EXAMENS MORPHOLOGIQUES
L’imagerie est indispensable pour établir le diagnostic, localiser et caractériser (nombre, taille), identifier les complications associées et évaluer les possibilités thérapeutiques. Elle est aussi indispensable pour la surveillance de l’efficacité thérapeutique. On dispose de plusieurs examens morphologiques permettant le diagnostic des anévrismes mycotiques : l’échographie, le scanner, l’imagerie par résonance magnétique et l’artériographie [12]. La radiographie du thorax peut mettre en évidence une opacité médiastinale évocatrice d’anévrisme thoracique qui, dans un contexte infectieux, peut faire évoquer le diagnostic. L’échographie peut montrer une altération pariétale avec des modifications de flux au niveau des artères périphériques et de l’aorte abdominale sous-rénale. Toutefois, les deux examens de référence actuellement sont l’angioscanner et l’angio-IRM qui visualisent l’anévrisme et déterminent ses rapports avec les structures adjacentes et facilitent la décision des modalités de traitement chirurgical (fig. 23-2 et 23-3).
Figure 23-2 Scanner abdominal avec injection de produit de contraste : anévrisme infecté (mycotique) de l’aorte abdominale. Les flèches montrent des calcifications à l’ostium de l’anévrisme et l’étoile le sac anévrismal [12].
Figure 23-3 Angio-IRM : anévrisme mycotique (flèche) de la branche acromiale de l’artère acromiothoracique droite [12].
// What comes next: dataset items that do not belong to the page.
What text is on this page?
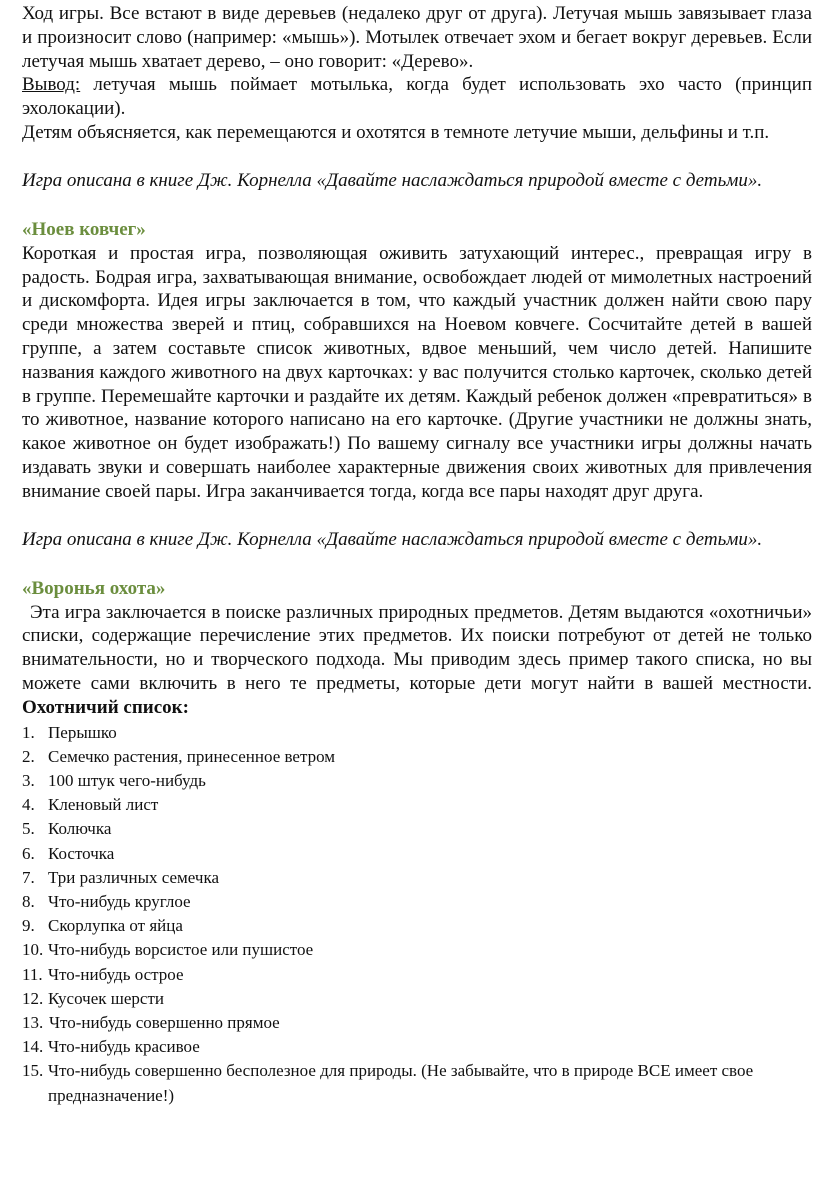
Ход игры. Все встают в виде деревьев (недалеко друг от друга). Летучая мышь завязывает глаза и произносит слово (например: «мышь»). Мотылек отвечает эхом и бегает вокруг деревьев. Если летучая мышь хватает дерево, – оно говорит: «Дерево».

Вывод: летучая мышь поймает мотылька, когда будет использовать эхо часто (принцип эхолокации).

Детям объясняется, как перемещаются и охотятся в темноте летучие мыши, дельфины и т.п.

Игра описана в книге Дж. Корнелла «Давайте наслаждаться природой вместе с детьми».

«Ноев ковчег»

Короткая и простая игра, позволяющая оживить затухающий интерес., превращая игру в радость. Бодрая игра, захватывающая внимание, освобождает людей от мимолетных настроений и дискомфорта. Идея игры заключается в том, что каждый участник должен найти свою пару среди множества зверей и птиц, собравшихся на Ноевом ковчеге. Сосчитайте детей в вашей группе, а затем составьте список животных, вдвое меньший, чем число детей. Напишите названия каждого животного на двух карточках: у вас получится столько карточек, сколько детей в группе. Перемешайте карточки и раздайте их детям. Каждый ребенок должен «превратиться» в то животное, название которого написано на его карточке. (Другие участники не должны знать, какое животное он будет изображать!) По вашему сигналу все участники игры должны начать издавать звуки и совершать наиболее характерные движения своих животных для привлечения внимание своей пары. Игра заканчивается тогда, когда все пары находят друг друга.

Игра описана в книге Дж. Корнелла «Давайте наслаждаться природой вместе с детьми».

«Воронья охота»

Эта игра заключается в поиске различных природных предметов. Детям выдаются «охотничьи» списки, содержащие перечисление этих предметов. Их поиски потребуют от детей не только внимательности, но и творческого подхода. Мы приводим здесь пример такого списка, но вы можете сами включить в него те предметы, которые дети могут найти в вашей местности. Охотничий список:

1. Перышко
2. Семечко растения, принесенное ветром
3. 100 штук чего-нибудь
4. Кленовый лист
5. Колючка
6. Косточка
7. Три различных семечка
8. Что-нибудь круглое
9. Скорлупка от яйца
10. Что-нибудь ворсистое или пушистое
11. Что-нибудь острое
12. Кусочек шерсти
13. Что-нибудь совершенно прямое
14. Что-нибудь красивое
15. Что-нибудь совершенно бесполезное для природы. (Не забывайте, что в природе ВСЕ имеет свое предназначение!)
En plus des anomalies pariétales visualisées (anévrismes, calcifications athéromateuses), une prise de contraste inhomogène de la paroi est objectivée. L’artériographie fut pendant longtemps l’examen de référence permettant la localisation de l’anévrisme, la mise en évidence d’une fissure ou d’une extravasation et aidant à la décision thérapeutique chirurgicale. Elle présente comme inconvénients majeurs son caractère invasif dans un contexte septique avec le risque d’emboles septiques et de greffes bactériennes au site de ponction et le risque de rupture anévrismale. Elle doit être actuellement réservée aux cas où l’imagerie par scanner ou IRM serait insuffisante (fig. 23-4).
Figure 23-4 Artériographie conventionnelle : anévrisme mycotique de la face inférieure de l’isthme aortique [12]
Traitement
Le traitement des anévrismes mycotiques repose sur une prise en charge médicale avec une antibiothérapie systémique associée ou non à un traitement chirurgical ou endovasculaire.
L’antibiothérapie, initialement par voie intraveineuse, doit cibler les germes les plus fréquents et être adaptée secondairement en fonction du profil de sensibilité du germe identifié. La durée habituelle est de 4 à 6 semaines, avec des adaptations en fonction de l’évolution des paramètres inflammatoires [14].
La stratégie chirurgicale doit toujours être associée à une antibiothérapie préalable. Elle dépend du site d’infection, de la présence ou non d’une rupture et parfois de la disponibilité de greffons autologues ou prothétiques [15]. Elle peut consister en :
Pour les anévrismes mycotiques intracrâniens, le facteur pronostique majeur est la rupture fatale chez un quart des patients. En l’absence de rupture, une antibiothérapie isolée est recommandée, associée à la chirurgie dans le cas contraire [18].
Pronostic
La mortalité associée aux anévrismes mycotiques est élevée et dépend de la localisation, de la présence d’une rupture, des traitements reçus et des pathologies associées. Elle concerne 20 à 60 % des anévrismes aortiques, l’aorte abdominale sousrénale ayant un meilleur pronostic (taux de survie 96 %) que l’aorte sus-rénale (taux de survie 60 %). La combinaison de l’antibiothérapie et de la chirurgie offre de meilleurs résultats, avec une mortalité de 38 % contre 96 % en cas d’antibiothé-rapie isolée [15, 19]. En cas d’anévrisme rompu, la mortalité est estimée à 63 à 100 % pour les anévrismes abdominaux et 60 à 90 % pour les anévrismes intracrâniens. Pour les artères périphériques, la mortalité est estimée entre 0 et 15 % [20].